Piano Quintet in D Major, Op.20
Ferdinand Thieriot (1838-1919), five years younger than Brahms, was not only born in Hamburg, but also studied with the same teacher, Eduard Marxein. The two knew each other from their Hamburg days and remained on friendly terms. After Hamburg, Thieriot finished his studies in Munich with Joseph Rheinberger and then moved to Vienna where his friend Brahms was instrumental in helping him obtain the position of Styrian Music Director in the provincial capital of Graz where he worked between 1870-85. Later, Thieriot held important positions in Leipzig and Hamburg where he remained from 1902 until his death. For the most part, Thieriot, like Brahms, remained true to the classical traditions which preceded him and took Beethoven, Schubert, Mendelssohn and Schumann as his models. Only toward the end of his life did he his work show some of the influence of the "New German Music" of Wagner and Liszt.

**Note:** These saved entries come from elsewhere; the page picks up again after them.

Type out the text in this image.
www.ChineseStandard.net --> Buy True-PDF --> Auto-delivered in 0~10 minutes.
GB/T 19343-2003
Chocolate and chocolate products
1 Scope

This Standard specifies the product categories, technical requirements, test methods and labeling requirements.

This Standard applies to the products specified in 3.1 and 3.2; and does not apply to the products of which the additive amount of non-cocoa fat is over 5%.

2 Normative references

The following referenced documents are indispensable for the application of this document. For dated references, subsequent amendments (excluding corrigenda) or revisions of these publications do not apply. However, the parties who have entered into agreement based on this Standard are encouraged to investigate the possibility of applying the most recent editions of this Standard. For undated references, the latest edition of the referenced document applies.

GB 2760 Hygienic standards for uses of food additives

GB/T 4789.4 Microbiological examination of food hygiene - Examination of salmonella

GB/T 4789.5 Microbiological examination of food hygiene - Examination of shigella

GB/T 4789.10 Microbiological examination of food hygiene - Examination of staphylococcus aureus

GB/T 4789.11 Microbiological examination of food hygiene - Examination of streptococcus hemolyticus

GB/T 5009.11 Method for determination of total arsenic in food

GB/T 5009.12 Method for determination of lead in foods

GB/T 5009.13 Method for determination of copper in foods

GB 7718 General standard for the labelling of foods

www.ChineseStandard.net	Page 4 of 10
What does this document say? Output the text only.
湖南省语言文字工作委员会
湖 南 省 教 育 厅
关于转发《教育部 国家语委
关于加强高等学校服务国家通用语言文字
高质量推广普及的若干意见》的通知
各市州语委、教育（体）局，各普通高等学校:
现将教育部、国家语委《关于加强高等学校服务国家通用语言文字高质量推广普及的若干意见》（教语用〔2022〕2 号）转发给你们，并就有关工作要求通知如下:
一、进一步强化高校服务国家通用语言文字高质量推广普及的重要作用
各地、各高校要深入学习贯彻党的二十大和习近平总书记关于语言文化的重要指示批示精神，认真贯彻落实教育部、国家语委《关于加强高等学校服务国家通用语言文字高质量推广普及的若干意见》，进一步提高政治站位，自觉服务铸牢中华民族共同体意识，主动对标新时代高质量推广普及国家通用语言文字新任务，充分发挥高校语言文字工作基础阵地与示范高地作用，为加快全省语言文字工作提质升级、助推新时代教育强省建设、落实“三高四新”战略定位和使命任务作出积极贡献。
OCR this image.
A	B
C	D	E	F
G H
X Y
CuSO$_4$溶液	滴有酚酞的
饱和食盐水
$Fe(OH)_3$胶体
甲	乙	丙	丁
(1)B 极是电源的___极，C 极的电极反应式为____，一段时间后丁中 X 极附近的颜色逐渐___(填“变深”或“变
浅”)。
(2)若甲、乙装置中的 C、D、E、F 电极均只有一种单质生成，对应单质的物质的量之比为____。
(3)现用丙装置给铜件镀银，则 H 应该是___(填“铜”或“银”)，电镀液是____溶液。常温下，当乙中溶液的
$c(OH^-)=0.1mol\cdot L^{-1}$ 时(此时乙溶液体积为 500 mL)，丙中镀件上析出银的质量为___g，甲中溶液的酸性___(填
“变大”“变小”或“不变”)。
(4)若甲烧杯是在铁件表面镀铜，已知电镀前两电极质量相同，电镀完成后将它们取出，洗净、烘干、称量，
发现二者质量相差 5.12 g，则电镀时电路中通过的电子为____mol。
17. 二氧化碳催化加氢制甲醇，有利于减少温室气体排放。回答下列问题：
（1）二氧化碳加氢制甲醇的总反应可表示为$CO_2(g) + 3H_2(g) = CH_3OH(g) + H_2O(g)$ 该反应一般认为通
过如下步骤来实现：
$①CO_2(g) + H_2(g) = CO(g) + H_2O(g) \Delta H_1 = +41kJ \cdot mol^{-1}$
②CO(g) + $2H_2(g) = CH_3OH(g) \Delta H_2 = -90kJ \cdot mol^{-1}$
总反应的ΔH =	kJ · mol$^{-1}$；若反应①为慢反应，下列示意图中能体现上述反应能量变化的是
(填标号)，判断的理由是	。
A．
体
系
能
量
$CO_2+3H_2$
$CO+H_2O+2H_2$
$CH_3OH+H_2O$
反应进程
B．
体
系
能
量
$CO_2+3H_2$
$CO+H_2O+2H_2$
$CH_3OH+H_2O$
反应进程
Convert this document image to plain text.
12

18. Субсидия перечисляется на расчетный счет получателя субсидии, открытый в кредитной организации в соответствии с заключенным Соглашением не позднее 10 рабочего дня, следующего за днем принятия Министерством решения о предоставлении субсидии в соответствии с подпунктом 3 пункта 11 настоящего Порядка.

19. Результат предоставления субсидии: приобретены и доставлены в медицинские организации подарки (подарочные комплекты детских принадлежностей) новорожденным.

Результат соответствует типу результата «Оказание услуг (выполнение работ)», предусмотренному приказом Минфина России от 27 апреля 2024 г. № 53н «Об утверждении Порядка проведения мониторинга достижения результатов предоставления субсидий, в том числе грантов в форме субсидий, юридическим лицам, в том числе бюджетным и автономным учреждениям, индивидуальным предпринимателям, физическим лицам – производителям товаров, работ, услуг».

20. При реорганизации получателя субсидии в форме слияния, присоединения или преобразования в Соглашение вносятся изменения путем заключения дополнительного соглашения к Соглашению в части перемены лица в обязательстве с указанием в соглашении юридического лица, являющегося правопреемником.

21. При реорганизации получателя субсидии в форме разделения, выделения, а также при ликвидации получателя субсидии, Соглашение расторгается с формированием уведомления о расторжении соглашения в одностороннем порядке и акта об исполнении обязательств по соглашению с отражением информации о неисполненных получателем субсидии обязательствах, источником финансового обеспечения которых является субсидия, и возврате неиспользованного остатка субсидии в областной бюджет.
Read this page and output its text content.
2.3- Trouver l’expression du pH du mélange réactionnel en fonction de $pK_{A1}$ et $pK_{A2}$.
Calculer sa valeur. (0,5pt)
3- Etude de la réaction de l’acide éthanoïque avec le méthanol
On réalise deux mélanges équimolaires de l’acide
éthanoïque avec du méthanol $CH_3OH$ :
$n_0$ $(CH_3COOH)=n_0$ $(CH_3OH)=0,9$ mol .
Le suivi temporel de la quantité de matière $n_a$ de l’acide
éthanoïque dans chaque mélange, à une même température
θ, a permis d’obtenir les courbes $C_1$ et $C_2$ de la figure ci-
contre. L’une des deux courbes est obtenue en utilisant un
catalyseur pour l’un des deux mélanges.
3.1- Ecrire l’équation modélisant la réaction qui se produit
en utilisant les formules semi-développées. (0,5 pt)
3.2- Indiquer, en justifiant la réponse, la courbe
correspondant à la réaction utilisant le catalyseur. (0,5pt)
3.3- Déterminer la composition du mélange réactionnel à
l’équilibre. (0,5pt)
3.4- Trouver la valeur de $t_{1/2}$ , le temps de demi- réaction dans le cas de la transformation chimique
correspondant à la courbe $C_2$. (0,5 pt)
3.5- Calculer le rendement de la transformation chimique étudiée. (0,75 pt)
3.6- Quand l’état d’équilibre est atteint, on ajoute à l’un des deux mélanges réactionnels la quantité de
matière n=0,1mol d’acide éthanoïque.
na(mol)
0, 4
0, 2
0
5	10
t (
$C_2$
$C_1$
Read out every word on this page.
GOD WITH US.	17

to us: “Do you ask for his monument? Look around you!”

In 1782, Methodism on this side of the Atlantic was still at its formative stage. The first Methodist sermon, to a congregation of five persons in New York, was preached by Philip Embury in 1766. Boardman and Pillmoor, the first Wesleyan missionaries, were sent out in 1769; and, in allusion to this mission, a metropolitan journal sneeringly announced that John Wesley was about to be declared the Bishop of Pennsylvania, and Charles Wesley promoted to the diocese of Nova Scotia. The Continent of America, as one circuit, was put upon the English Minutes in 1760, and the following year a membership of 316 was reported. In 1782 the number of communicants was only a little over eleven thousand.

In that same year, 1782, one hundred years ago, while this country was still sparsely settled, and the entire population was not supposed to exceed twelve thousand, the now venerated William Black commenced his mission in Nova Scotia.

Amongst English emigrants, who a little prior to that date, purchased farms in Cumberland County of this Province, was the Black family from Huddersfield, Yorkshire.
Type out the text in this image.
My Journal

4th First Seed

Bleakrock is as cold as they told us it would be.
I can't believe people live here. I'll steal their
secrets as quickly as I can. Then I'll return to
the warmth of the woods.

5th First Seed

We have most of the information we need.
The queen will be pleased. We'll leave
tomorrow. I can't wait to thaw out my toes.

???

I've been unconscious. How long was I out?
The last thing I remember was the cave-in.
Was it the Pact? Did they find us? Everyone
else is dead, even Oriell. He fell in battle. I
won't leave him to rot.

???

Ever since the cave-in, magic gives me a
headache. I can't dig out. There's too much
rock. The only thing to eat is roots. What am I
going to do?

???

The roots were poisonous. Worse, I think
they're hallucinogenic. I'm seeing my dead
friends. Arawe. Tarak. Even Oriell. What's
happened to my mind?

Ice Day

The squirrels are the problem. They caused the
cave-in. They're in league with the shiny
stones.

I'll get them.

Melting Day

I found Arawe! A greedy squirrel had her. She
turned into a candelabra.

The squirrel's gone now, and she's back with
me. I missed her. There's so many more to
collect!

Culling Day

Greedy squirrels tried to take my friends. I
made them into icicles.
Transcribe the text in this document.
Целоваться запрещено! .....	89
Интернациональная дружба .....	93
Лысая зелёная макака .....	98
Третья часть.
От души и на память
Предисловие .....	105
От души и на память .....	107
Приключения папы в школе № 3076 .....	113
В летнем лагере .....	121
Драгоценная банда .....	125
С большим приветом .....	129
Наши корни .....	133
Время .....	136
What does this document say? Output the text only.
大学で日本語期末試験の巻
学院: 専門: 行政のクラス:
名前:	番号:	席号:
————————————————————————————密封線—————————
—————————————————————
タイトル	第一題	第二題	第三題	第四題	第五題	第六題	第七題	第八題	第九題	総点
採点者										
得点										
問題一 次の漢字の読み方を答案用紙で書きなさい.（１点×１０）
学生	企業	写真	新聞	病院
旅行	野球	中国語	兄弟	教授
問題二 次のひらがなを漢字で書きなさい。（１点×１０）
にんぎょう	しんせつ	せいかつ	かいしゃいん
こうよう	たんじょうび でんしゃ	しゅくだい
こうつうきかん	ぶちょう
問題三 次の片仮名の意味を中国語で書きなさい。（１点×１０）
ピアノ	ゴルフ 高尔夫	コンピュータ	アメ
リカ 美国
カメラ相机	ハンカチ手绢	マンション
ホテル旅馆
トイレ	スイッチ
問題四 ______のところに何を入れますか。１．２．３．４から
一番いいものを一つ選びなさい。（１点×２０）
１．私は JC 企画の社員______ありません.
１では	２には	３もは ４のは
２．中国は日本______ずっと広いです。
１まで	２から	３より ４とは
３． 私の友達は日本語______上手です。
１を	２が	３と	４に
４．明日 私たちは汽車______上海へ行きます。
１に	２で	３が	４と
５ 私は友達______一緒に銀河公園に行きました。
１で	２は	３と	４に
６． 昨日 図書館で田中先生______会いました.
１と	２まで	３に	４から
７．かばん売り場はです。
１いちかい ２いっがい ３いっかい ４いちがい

Thieriot wrote a great deal of chamber music, most of it of very high quality. Wilhelm Altmann, one of the most influential and perceptive chamber music critics of all time, writing of Thieriot's chamber music, states:
Thieriot's chamber music is without exception noble and pure. He writes with perfect command of form and expression.
The Piano Quintet in D Major appeared in 1869 and a "new and improved edition" was put out in 1894. In four movements, the work opens with a big Allegro con spirito. The strings, double stopping, create an almost orchestral presentation of the main theme which only after a full statement reenters the realm of chamber music. The thematic material is lush and lyrical. Next comes a somber and stately Adagio. A lively Scherzo characterized more by its pounding and insistent rhythm than by its melody follows. The trio section with the strings singing in chorale fashion presents a nice contrast. The exciting finale, Allegro con moto, begins somewhat darkly with Hungarian tinges but the mood lightens as the movement progresses and the entrance of the second subject.
This is certainly a worthy addition to the piano quintet literature, a work which is strong enough for the concert hall but also suitable for amateur players. Our of print for more than a century, we are pleased to reprint the "new and improved" second edition.